Kitap hem klasik hem de çağdaş mutfağa özgü yemek tariflerini içermektedir. Mehmed Kâmil, eski yemek risalelerini dikkatle inceleyip bu kaynaklardan seçkin tarifleri derlemiş, aynı zamanda kendi deneyimlediği tarifleri de ekleyerek eserin içeriğini zenginleştirmiştir. Bu kitabıyla hem Osmanlı mutfak kültürünü derinleştirmeyi hem de yanlış pişirme tekniklerini düzeltmeyi amaçlamıştır. Melceü’t-Tabbâhîn, yemek tariflerinin yanı sıra Osmanlı mutfağının pişirme yöntemleri, kullanılan malzemeler ve yemeklerin hazırlanış biçimleri hakkında da ayrıntılı bilgiler sunar.

Kitabın birinci bölümü, “Fasl-ı Evvel”, beş farklı çorba tarifinden oluşur: Nohut çorbası, balık çorbası, tarhana çorbası, terbiyeli ciğer çorbası ve ekşili çorba. İkinci bölümde; kebap çeşitleri ile koyun, kuzu ve balık etinden yapılan külbastı gibi yemeklerin tarifleri yer almaktadır. Bu bölümde 22 çeşit kebap tarifi bulunmaktadır. Üçüncü bölüm; yahni, köfte ve büryan yemeklerinden oluşur. Beyaz yahni, yaka yahnisi, uskumru balığından yapılan papaz yahnisi ve maydanozlu sıkma köfte gibi 31 farklı yemek tarifi içerir. Dördüncü bölümde, 11 çeşit tava tarifi yer almaktadır. Et tavası, hamsi tavası ve istiridye pilakisi gibi tarifler detaylıca anlatılmıştır. Beşinci bölüm, 21 çeşit börek tarifinden oluşurken; altıncı bölümde musanna kaymak baklavası, kadın göbeği, kadife, yağsız kadayıf, fodula kadayıfı, sabuniye helvası, lamunya helvası, güllabiye ve cızlama gibi 44 farklı hamur işi tatlı tarifi bulunmaktadır.

Yedinci bölümde, tavukgöğsü, elmasiye, süzme saray aşuresi ve güllaç paludesi gibi 15 farklı sütlü tatlı tarifi yer almaktadır. Sekizinci bölüm, 26 çeşit bastı tarifini içermektedir. Bunlardan bazıları kabak bastı, herîse, yalancı keşkek, patlıcan kayganası ve sebzevat olarak sıralanır. Dokuzuncu bölümde, zeytinyağlı ve sade yağlı dolmalar; onuncu bölümde pilavlar; on birinci bölümde hoşaflar; son bölümde ise kahve içmeden önce tüketilen tatlı tarifleri bulunmaktadır.

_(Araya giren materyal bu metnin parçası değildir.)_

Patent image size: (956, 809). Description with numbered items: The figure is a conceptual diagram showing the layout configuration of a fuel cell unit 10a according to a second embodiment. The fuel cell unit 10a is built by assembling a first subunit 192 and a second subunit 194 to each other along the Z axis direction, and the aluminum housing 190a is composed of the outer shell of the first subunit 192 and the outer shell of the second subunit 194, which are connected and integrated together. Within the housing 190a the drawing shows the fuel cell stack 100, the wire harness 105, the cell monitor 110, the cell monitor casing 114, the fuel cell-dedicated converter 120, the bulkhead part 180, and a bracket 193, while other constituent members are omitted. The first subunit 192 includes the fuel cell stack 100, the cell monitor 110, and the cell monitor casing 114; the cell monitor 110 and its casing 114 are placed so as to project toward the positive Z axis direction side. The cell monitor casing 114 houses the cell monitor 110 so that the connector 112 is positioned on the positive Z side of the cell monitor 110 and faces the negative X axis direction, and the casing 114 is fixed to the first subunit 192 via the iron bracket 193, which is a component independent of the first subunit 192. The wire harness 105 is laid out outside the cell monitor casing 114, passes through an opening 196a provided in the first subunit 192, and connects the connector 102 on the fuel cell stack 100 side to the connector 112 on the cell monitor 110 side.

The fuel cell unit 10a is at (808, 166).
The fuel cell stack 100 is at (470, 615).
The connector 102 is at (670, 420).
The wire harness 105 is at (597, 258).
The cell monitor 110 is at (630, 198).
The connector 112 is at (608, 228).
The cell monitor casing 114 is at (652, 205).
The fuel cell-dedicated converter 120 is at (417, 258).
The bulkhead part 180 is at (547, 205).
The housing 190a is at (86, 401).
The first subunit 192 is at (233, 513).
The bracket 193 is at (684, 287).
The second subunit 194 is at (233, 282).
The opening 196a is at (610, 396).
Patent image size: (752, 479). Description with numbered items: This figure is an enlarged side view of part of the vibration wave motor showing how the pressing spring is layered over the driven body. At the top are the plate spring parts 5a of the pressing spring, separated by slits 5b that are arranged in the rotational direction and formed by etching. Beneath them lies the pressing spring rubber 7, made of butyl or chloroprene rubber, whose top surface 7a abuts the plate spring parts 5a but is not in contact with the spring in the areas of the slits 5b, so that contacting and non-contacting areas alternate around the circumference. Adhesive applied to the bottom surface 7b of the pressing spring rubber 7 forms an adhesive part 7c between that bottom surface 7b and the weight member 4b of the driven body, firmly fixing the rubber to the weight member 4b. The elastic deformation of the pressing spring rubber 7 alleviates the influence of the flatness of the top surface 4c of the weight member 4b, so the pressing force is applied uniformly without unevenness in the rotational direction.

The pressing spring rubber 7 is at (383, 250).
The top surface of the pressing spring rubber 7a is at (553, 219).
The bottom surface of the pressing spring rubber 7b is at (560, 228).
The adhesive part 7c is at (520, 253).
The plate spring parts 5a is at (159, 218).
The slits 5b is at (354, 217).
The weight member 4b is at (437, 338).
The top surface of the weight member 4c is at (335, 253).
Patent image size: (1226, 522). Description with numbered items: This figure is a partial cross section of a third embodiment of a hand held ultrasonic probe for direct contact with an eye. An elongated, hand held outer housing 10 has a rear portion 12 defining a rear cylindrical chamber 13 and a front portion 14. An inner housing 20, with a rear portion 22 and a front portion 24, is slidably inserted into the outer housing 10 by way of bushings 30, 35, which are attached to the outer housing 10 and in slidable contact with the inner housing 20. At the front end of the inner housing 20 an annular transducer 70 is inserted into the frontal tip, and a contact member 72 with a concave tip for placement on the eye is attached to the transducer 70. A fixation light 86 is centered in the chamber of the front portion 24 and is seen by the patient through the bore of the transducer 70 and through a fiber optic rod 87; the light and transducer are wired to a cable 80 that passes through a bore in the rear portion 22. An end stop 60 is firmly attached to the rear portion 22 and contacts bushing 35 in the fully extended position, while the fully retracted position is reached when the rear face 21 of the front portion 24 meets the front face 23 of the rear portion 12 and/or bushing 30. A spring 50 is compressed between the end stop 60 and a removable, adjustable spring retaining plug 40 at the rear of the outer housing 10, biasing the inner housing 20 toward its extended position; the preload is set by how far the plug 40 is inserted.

Mehmed Kâmil Efendi, kitabında dönemin aşçılarının çoğunlukla eski yemek tarifleriyle sınırlı kaldığını, yeni yemekler hazırlamakta yetersiz olduklarını eleştirmektedir. Bu durumdan duyduğu rahatsızlık, onu bu eseri kaleme almaya yöneltmiştir. Kitapta yer alan yemek tarifleri, yemeğin keyfini ve inceliklerini bilen, lezzet ve estetik değerine önem veren kişiler için hazırlanmıştır. Ancak, günlük yaşamını sade bir şekilde sürdüren, basit yemeklerle yetinen ve bu alana özel bir ilgisi olmayanlar için kitabın bir gereklilik taşımadığını da özellikle vurgular. Eserde, İslam’ın yemekle ilgili kuralları ve nasıl hazırlanmaları gerektiği konusuna da yer verilmektedir. Böylece kitap, yalnızca yemek tarifleri sunmakla kalmaz; aynı zamanda yemek kültürünün dinî ve sosyal bağlamını da ele alarak geniş bir perspektif sunar.